The China Securities Regulatory Commission, China’s security regulator, attempted Wednesday (July 28) night to smooth over investment bank executives’ market fears about Beijing’s crackdown on private education, Bloomberg reported.
Losses were triggered after China decided to prohibit large portions of its tutoring industry from making profits, raising foreign capital or going public, Bloomberg reported. The government fears that many of these types of companies have been making inequality worse, increasing financial risk and posing a challenge to the Communist Party’s hold on some parts of the economy.
The meeting with bank executives Wednesday showed that Chinese authorities have grown antsy over the selloff, which led the country’s important stock indexes to the brink of a bear market Wednesday morning, according to Bloomberg.
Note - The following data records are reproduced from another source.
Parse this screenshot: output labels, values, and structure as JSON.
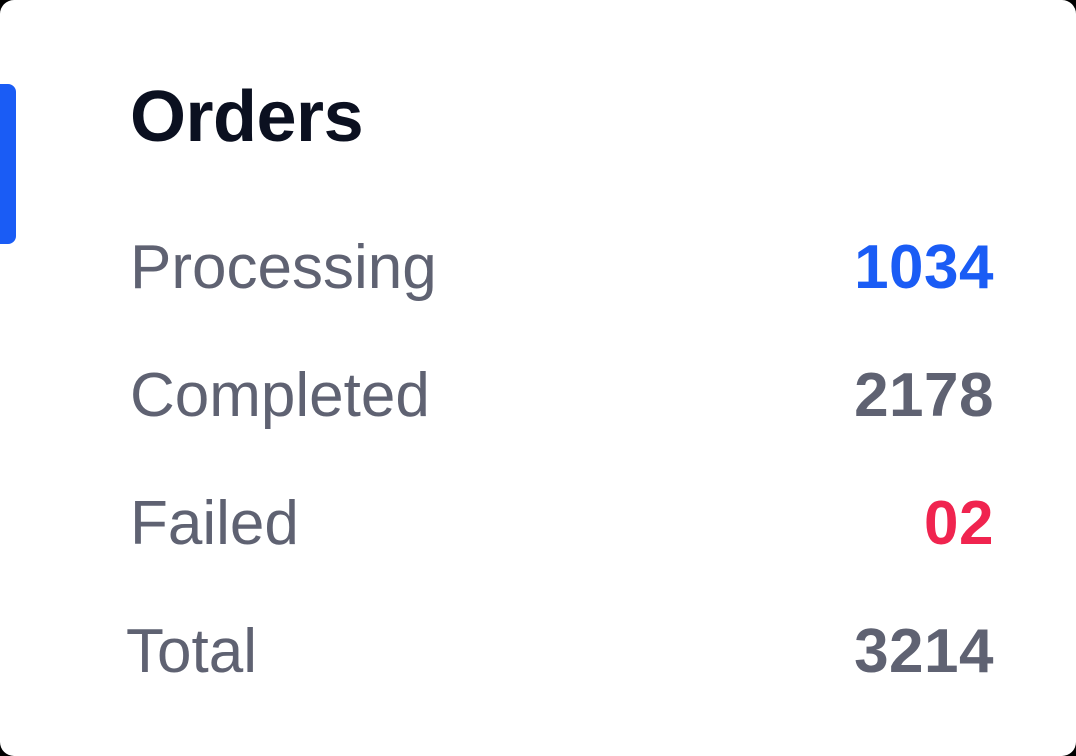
{
  "card": {
    "title": "Orders",
    "accent_color": "#1a5cf5",
    "rows": [
      {
        "label": "Processing",
        "value": "1034",
        "color": "#1a5cf5"
      },
      {
        "label": "Completed",
        "value": "2178",
        "color": "#5f6272"
      },
      {
        "label": "Failed",
        "value": "02",
        "color": "#f0244f"
      },
      {
        "label": "Total",
        "value": "3214",
        "color": "#5f6272"
      }
    ]
  }
}
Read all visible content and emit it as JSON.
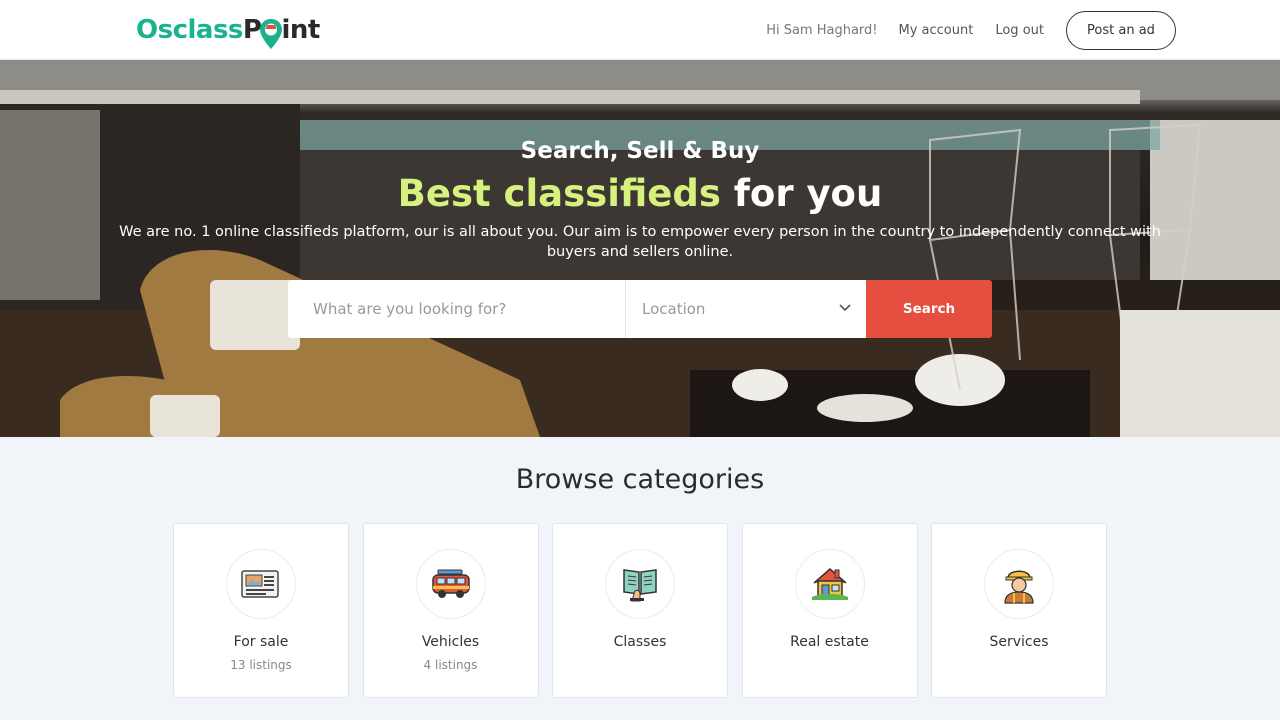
{
  "brand": {
    "part1": "Osclass",
    "part2": "P",
    "part3": "int"
  },
  "nav": {
    "greeting": "Hi Sam Haghard!",
    "my_account": "My account",
    "log_out": "Log out",
    "post_ad": "Post an ad"
  },
  "hero": {
    "title_line1": "Search, Sell & Buy",
    "title_highlight": "Best classifieds",
    "title_rest": "for you",
    "description": "We are no. 1 online classifieds platform, our is all about you. Our aim is to empower every person in the country to independently connect with buyers and sellers online."
  },
  "search": {
    "placeholder": "What are you looking for?",
    "location_label": "Location",
    "button_label": "Search"
  },
  "browse": {
    "title": "Browse categories",
    "categories": [
      {
        "name": "For sale",
        "count": "13 listings",
        "icon": "newspaper-icon"
      },
      {
        "name": "Vehicles",
        "count": "4 listings",
        "icon": "van-icon"
      },
      {
        "name": "Classes",
        "count": "",
        "icon": "book-icon"
      },
      {
        "name": "Real estate",
        "count": "",
        "icon": "house-icon"
      },
      {
        "name": "Services",
        "count": "",
        "icon": "worker-icon"
      }
    ]
  },
  "colors": {
    "brand_green": "#19b38e",
    "search_button": "#e54f3f",
    "highlight": "#d7f17f"
  }
}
Some bankers left the meeting feeling like authorities were targeting education policies instead of trying to harm other industries, according to Bloomberg.
“State-run media have published a series of articles suggesting the rout is overdone, while some analysts have speculated government-linked funds have begun intervening to prop up the market,” Bloomberg reported.
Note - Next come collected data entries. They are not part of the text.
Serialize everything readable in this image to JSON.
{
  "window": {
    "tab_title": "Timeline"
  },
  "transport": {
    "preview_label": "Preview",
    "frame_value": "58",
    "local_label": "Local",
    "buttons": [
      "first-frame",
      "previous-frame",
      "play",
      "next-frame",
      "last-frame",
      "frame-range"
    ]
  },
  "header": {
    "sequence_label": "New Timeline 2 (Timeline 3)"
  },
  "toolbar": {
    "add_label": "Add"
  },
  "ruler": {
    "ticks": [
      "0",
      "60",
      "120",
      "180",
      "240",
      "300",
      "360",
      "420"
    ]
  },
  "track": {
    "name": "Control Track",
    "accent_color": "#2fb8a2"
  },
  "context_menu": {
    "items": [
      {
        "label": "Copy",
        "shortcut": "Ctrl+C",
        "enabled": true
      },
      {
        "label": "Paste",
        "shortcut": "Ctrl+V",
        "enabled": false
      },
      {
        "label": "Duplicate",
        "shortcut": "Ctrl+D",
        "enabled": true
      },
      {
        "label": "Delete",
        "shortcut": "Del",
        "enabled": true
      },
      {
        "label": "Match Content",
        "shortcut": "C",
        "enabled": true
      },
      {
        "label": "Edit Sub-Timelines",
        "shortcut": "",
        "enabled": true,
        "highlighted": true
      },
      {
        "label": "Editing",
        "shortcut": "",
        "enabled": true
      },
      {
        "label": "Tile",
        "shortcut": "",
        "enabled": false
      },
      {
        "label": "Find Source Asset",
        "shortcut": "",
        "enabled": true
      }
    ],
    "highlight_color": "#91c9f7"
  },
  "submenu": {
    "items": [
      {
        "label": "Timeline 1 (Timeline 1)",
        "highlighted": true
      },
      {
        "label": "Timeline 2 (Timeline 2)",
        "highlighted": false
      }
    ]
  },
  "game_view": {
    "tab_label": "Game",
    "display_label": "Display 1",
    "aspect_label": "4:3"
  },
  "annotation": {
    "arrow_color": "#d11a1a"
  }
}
The regulator’s meeting gave the assurance that there had been a unique case with the tutoring industry and that things would be able to be restored if the new regulatory developments weren’t intended as some kind of an attack on profitable businesses in the country, Bloomberg reported.
The crackdown on education stocks in China had had ripple effects in the U.S. Chinese stocks also listed in the U.S. were falling after the reports from a Chinese language document said that education training enterprises couldn’t gain backers from stock listings, with reports saying those restrictions had already begun rolling out across the country. This led to two U.S.-listed Chinese stocks in the education space seeing falling prices.